If you use Twitter on Android, chances are that you’ve heard of Falcon Widget and the sister app, Falcon Pro. Falcon Pro was one of our Highly Recommended applications in the Coolsmartphone 2012 Awards and with good reason – it boasts a wide variety of features and an excellent, intuitive UI.
However, with Twitter API v1.1, the company introduced a 100,000 user token limit for 3rd party client apps like Falcon Pro. This gives Twitter tighter control on how their API is used by others. Unfortunately, it also poses problems for developers like Joaquim Vergès, the Falcon Pro developer who has been continually improving the Falcon Pro experience for the past few months.
If Falcon Pro had hit the 100k user token limit in a legitimate manner, I daresay he would have been pretty happy. It sells for 64p here in the UK, meaning that it would net him a cool total of £64,000, which is excellent for under three months work. However, that isn’t the case – only 40,000 of his users actually paid for the app.

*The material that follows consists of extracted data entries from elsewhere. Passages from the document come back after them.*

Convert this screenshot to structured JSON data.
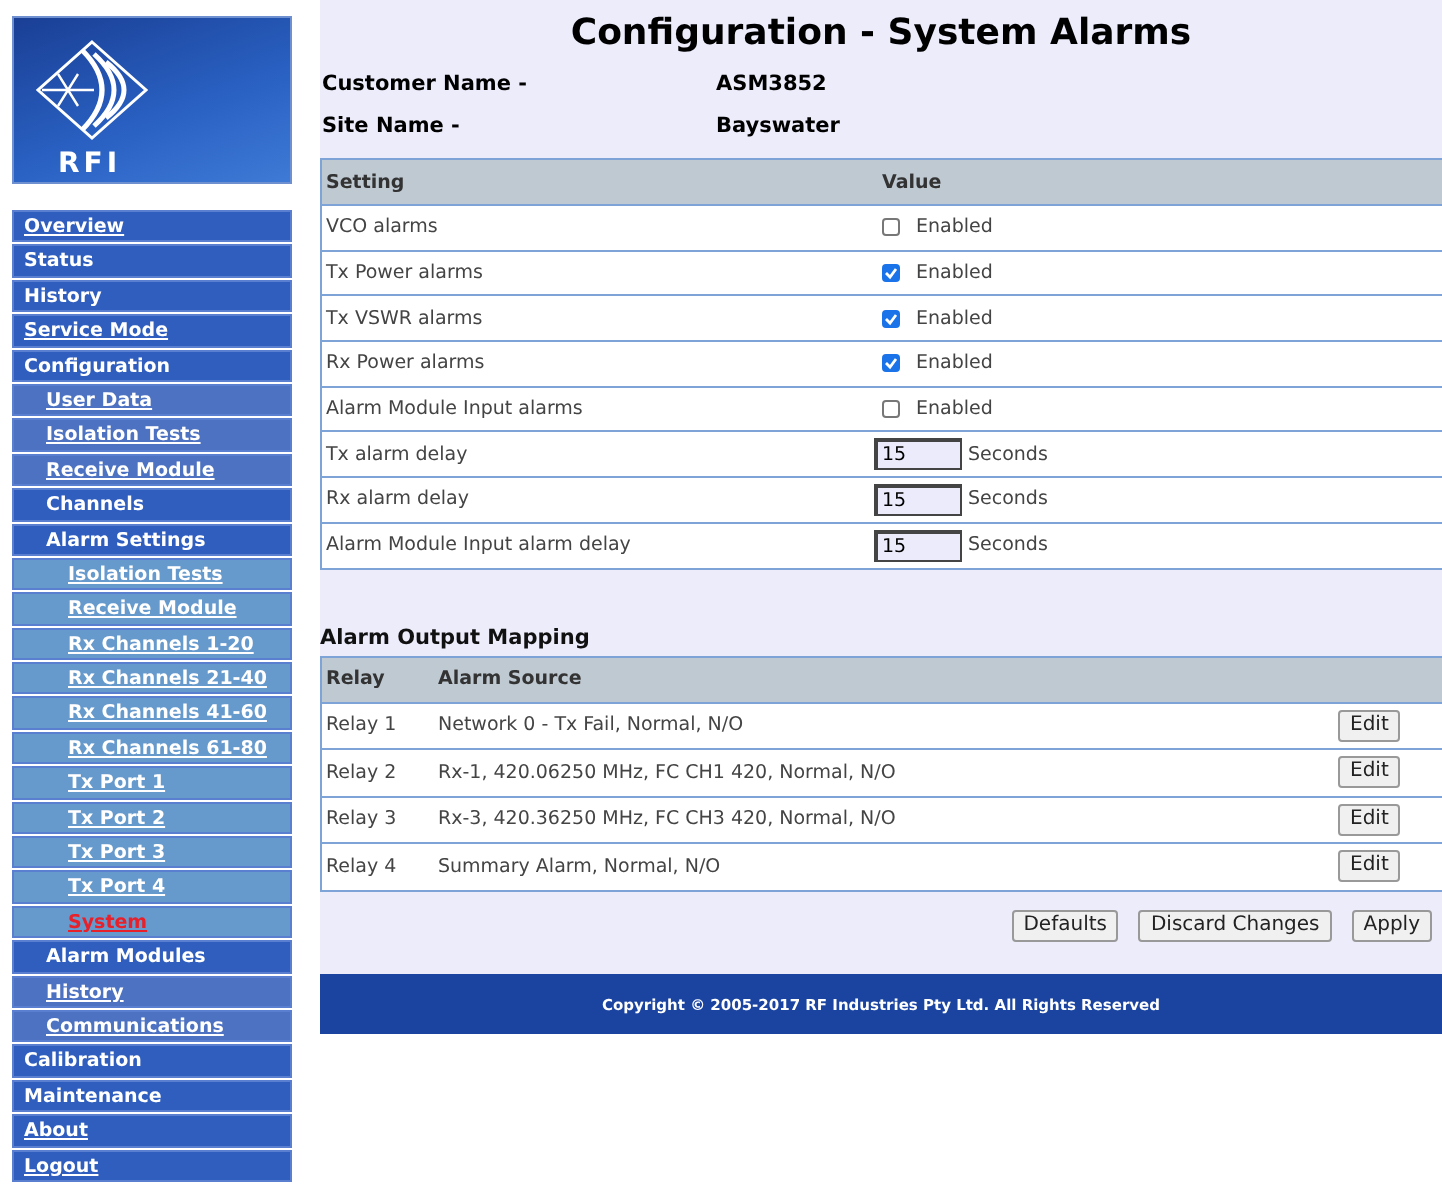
{
  "logo": {
    "text": "RFI"
  },
  "nav": [
    {
      "label": "Overview",
      "link": true,
      "selected": false
    },
    {
      "label": "Status",
      "link": false,
      "selected": false
    },
    {
      "label": "History",
      "link": false,
      "selected": false
    },
    {
      "label": "Service Mode",
      "link": true,
      "selected": false
    },
    {
      "label": "Configuration",
      "link": false,
      "selected": false,
      "children": [
        {
          "label": "User Data",
          "link": true,
          "selected": false
        },
        {
          "label": "Isolation Tests",
          "link": true,
          "selected": false
        },
        {
          "label": "Receive Module",
          "link": true,
          "selected": false
        },
        {
          "label": "Channels",
          "link": false,
          "selected": false
        },
        {
          "label": "Alarm Settings",
          "link": false,
          "selected": false,
          "children": [
            {
              "label": "Isolation Tests",
              "link": true,
              "selected": false
            },
            {
              "label": "Receive Module",
              "link": true,
              "selected": false
            },
            {
              "label": "Rx Channels 1-20",
              "link": true,
              "selected": false
            },
            {
              "label": "Rx Channels 21-40",
              "link": true,
              "selected": false
            },
            {
              "label": "Rx Channels 41-60",
              "link": true,
              "selected": false
            },
            {
              "label": "Rx Channels 61-80",
              "link": true,
              "selected": false
            },
            {
              "label": "Tx Port 1",
              "link": true,
              "selected": false
            },
            {
              "label": "Tx Port 2",
              "link": true,
              "selected": false
            },
            {
              "label": "Tx Port 3",
              "link": true,
              "selected": false
            },
            {
              "label": "Tx Port 4",
              "link": true,
              "selected": false
            },
            {
              "label": "System",
              "link": true,
              "selected": true
            }
          ]
        },
        {
          "label": "Alarm Modules",
          "link": false,
          "selected": false
        },
        {
          "label": "History",
          "link": true,
          "selected": false
        },
        {
          "label": "Communications",
          "link": true,
          "selected": false
        }
      ]
    },
    {
      "label": "Calibration",
      "link": false,
      "selected": false
    },
    {
      "label": "Maintenance",
      "link": false,
      "selected": false
    },
    {
      "label": "About",
      "link": true,
      "selected": false
    },
    {
      "label": "Logout",
      "link": true,
      "selected": false
    }
  ],
  "page_title": "Configuration - System Alarms",
  "info": [
    {
      "label": "Customer Name -",
      "value": "ASM3852"
    },
    {
      "label": "Site Name -",
      "value": "Bayswater"
    }
  ],
  "settings": {
    "columns": [
      "Setting",
      "Value"
    ],
    "rows": [
      {
        "kind": "checkbox",
        "label": "VCO alarms",
        "checked": false,
        "text": "Enabled"
      },
      {
        "kind": "checkbox",
        "label": "Tx Power alarms",
        "checked": true,
        "text": "Enabled"
      },
      {
        "kind": "checkbox",
        "label": "Tx VSWR alarms",
        "checked": true,
        "text": "Enabled"
      },
      {
        "kind": "checkbox",
        "label": "Rx Power alarms",
        "checked": true,
        "text": "Enabled"
      },
      {
        "kind": "checkbox",
        "label": "Alarm Module Input alarms",
        "checked": false,
        "text": "Enabled"
      },
      {
        "kind": "number",
        "label": "Tx alarm delay",
        "value": "15",
        "text": "Seconds"
      },
      {
        "kind": "number",
        "label": "Rx alarm delay",
        "value": "15",
        "text": "Seconds"
      },
      {
        "kind": "number",
        "label": "Alarm Module Input alarm delay",
        "value": "15",
        "text": "Seconds"
      }
    ]
  },
  "mapping": {
    "title": "Alarm Output Mapping",
    "columns": [
      "Relay",
      "Alarm Source"
    ],
    "rows": [
      {
        "relay": "Relay 1",
        "source": "Network 0 - Tx Fail, Normal, N/O",
        "button": "Edit"
      },
      {
        "relay": "Relay 2",
        "source": "Rx-1, 420.06250 MHz, FC CH1 420, Normal, N/O",
        "button": "Edit"
      },
      {
        "relay": "Relay 3",
        "source": "Rx-3, 420.36250 MHz, FC CH3 420, Normal, N/O",
        "button": "Edit"
      },
      {
        "relay": "Relay 4",
        "source": "Summary Alarm, Normal, N/O",
        "button": "Edit"
      }
    ]
  },
  "actions": [
    "Defaults",
    "Discard Changes",
    "Apply"
  ],
  "footer": "Copyright © 2005-2017 RF Industries Pty Ltd. All Rights Reserved"
}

Now, Falcon Pro doesn’t support multiple user accounts because of the API limits outlined above – meaning that either a) his users are using different Twitter accounts on different devices linked up to the same Google Play Store account on a massive scale (unlikely, as I understand that one user account = one token regardless of the number of devices it is used on), or b) there could well be more users of his app that pirated it than actually purchased it.
That seems rather pathetic, really, considering that the app costs 64p, or roughly 1/373 of the price of a Nexus 4 here in the UK. I understand that some people may not have a credit card linked up to their Play Store account, but come on – it’s a Twitter client, there are many, many alternatives.
It’s issues like this that make apps like Falcon Pro a rarity – exceptional quality Android-first releases. It brings me back to something Jamie Ryan, an ex-writer here at Coolsmartphone, asked on Twitter a couple of weeks back – are there any high-profile cross-platform releases that came to Android first, rather than iOS? We couldn’t find any then and cases like this could be the reason why.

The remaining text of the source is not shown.